On Saturday we went to a lovely engagement party.  And the boys ticked over to eighteen months old.  One and a half years.  It feels like they’ve been here a great deal longer.  I like that when people ask ‘are they twins?’ and then ‘how old are they?’ I can now say ‘one and a half’.  Because I really don’t want to be one of those people who refer to their children as ’54 months old’.  I suppose I’ll keep calling them 1.5 until they’re nearly and 2 and then switch to that.
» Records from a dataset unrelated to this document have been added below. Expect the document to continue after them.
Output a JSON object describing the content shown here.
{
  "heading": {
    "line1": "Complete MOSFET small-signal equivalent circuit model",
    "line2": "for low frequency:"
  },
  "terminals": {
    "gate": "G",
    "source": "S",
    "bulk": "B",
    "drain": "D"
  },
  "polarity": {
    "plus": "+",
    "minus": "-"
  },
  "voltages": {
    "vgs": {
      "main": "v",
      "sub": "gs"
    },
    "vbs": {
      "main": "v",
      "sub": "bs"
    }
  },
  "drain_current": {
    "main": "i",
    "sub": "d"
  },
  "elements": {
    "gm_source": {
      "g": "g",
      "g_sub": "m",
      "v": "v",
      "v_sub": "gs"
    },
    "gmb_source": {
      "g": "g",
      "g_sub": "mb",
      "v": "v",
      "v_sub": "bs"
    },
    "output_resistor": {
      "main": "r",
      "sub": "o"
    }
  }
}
In the approximately 547 days that they have been on this planet, we have had the best of times and the worst of times.  I could compile a fairly comprehensive list of all the things I cannot do, absolutely suck at and eff up on a regular basis.  I’m struggling to think of one thing that I do well other than vacuum – I’m pretty useful with the Dyson which is lucky when you see the carnage I have to get rid of every day.  And I must credit the boys with improving my ability to clean the house in record timing.  I used to swan about on a Saturday, drinking bubbly after completing a room, watching “Midsomer Murders” as I went and generally feeling like it was the most time consuming arduous job on the planet.  And we have a tiny house.  But now, I can whip it into shape in under an hour.  Here’s a few more things they’ve taught me –

There is no sense of danger.
There is no sense of danger.
  • it doesn’t matter how cute the clothes are, it won’t help them sleep.  But at least they will look cute while they’re awake for hours on end.
  • it doesn’t matter how good your pram is, you’ll always find ways it could be improved.  I should know, I’ve had a few.
  • it doesn’t matter if you don’t get out of your pyjamas until midday or even at all.  Even when they’re one and a half.
  • nothing really matters except that you got through the day.  As my dear nan would say ‘the world will go around just the same’.  It really will.  And before you know it, you’ll be missing the days when you could put them on the floor and they’d stay there.
  • every age and stage will have its challenges, but they will pass.  I sometimes look back and think ‘oh gee that was hard’ or ‘this is harder than it was then’ but really, it’s always hard to some degree, it’s just the challenge is different.  It used to be that they couldn’t do anything for themselves, now it’s that they want to do everything for themselves – including pulling the oven apart.
  • that blowflies are the best toys.
  • that flowers are the most beautiful, amazing things ever invented and need to be smelt, picked and pointed at.
  • that outside is better than inside.
  • that the world is full of wonder and delight and I should just slow down and ‘be’ in every moment.
  • that there really is nothing better than watching your baby sleep.  Even if it has taken the best part of the day to achieve and they refuse to sleep anywhere else but on you.  Even when they’re one and a half.
"Attachment parenting"?  Or "it works"?
“Attachment parenting”? Or “it works”?

On Sunday morning we had brunch (how very cosmopolitan of us?) with a dear friend.  She cooked up a feast and it was delicious.  After we’d wrangled the boys back in the car and apologised profusely for the mess they’d made and the bother we’d been (she assured us we weren’t and I believed her, because that’s the thing about good friends) we were stopped at the traffic lights trying to read the map and remember where to go despite me having lived just off that road for nigh on two years when we spied a man pushing a twin pram which,  incidentally,  was the same brand as (one of) ours – a Bugaboo Donkey – apparently the Rolls Royce of prams (I could suggest a few improvements).  They must have been tiny babies because they were still in the bassinet contraption and I was little bit jealous.  I’d like to have my babies that age again armed with what I know now so that I could just ‘be’ a bit more and worry a lot less.  I reckon that bloke had it all in hand though – he was really well dressed (clean clothes that actually matched and looked like a well put together outfit), looked cool, calm and collected and was even walking his dog off the lead.  That only happens on our good days.  Even one and half years in.